Comment 2 Yaniv Kaul 2018-03-15 14:04:13 UTC
Is this on track to 4.2.2? If not, please defer to 4.2.3.

Comment 3 Michael Burman 2018-03-29 09:03:02 UTC
- Network status is PASS - (manual testing)
- No regression introduced (Network tier2 is PASS)
- Waiting for an ACK from Virt team - As they saw this bug multiple times on their automation runs + make sure no regression introduced there as well. 

Tested on - 4.2.2.5-0.1.el7 and vdsm-4.20.23-1.el7ev.x86_64 

Keeping ON_QA until the ACK from Virt team.

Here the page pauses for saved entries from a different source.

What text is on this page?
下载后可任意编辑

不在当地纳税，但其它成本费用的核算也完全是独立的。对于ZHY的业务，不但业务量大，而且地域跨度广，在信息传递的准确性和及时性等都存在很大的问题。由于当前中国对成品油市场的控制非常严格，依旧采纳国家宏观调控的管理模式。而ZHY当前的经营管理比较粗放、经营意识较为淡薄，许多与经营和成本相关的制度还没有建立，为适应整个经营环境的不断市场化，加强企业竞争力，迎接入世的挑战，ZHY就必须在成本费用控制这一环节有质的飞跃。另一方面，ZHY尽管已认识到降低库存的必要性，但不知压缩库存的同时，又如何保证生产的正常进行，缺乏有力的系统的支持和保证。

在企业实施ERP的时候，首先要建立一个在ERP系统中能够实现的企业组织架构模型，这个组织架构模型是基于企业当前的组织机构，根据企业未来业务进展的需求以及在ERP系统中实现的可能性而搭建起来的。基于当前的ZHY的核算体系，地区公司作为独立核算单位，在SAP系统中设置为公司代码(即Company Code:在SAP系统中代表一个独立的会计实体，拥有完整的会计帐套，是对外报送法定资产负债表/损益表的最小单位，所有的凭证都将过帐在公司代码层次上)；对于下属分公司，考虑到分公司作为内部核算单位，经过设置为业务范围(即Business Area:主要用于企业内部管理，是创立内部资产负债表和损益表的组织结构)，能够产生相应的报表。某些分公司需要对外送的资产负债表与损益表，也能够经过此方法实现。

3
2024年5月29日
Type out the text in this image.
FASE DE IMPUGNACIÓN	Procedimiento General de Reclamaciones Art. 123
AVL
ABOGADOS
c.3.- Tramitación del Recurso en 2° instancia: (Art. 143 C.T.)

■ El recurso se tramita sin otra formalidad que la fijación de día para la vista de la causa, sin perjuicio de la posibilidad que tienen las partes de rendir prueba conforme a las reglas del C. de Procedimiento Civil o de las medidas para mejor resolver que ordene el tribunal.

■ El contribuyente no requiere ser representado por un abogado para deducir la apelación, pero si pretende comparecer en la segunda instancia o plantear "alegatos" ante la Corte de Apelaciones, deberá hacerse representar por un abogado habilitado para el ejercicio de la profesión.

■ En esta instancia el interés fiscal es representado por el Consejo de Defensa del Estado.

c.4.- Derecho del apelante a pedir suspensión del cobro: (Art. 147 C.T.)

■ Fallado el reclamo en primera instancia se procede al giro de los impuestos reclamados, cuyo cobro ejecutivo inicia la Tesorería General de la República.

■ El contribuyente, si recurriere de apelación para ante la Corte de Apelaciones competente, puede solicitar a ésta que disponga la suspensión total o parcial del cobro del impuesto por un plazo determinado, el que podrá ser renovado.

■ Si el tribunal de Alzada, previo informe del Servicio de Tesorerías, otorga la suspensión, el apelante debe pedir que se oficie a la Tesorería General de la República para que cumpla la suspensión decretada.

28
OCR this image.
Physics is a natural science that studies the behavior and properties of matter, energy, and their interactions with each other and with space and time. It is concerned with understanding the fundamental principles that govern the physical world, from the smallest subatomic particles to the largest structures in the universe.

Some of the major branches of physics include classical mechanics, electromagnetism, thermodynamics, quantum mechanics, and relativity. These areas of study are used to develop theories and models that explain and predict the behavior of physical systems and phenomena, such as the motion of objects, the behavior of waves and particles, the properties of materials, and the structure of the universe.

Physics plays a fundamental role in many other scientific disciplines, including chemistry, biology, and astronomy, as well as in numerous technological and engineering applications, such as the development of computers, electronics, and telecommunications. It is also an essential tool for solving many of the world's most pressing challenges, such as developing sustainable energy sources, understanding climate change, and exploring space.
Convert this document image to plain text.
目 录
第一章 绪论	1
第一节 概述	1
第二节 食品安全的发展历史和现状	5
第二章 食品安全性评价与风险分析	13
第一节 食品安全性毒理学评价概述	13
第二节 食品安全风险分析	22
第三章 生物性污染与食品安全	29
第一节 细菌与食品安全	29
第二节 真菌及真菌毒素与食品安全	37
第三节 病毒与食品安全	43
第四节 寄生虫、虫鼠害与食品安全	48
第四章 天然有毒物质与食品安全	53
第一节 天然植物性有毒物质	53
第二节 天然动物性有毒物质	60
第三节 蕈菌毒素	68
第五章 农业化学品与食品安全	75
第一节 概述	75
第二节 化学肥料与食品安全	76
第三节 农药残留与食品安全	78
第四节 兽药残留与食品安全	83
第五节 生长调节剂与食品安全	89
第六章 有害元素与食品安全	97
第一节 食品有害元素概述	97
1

Comment 4 Israel Pinto 2018-04-01 12:18:02 UTC
In Virt we don't see it anymore. 
Michael you can verify it.

Israel

Comment 5 Michael Burman 2018-04-01 14:18:01 UTC
Thanks Israel, 

Verified on - 4.2.2.5-0.1.el7 and vdsm-4.20.23-1.el7ev.x86_64

Comment 6 Sandro Bonazzola 2018-04-05 09:39:11 UTC
This bugzilla is included in oVirt 4.2.2 release, published on March 28th 2018.

Since the problem described in this bug report should be
resolved in oVirt 4.2.2 release, it has been closed with a resolution of CURRENT RELEASE.

If the solution does not work for you, please open a new bug report.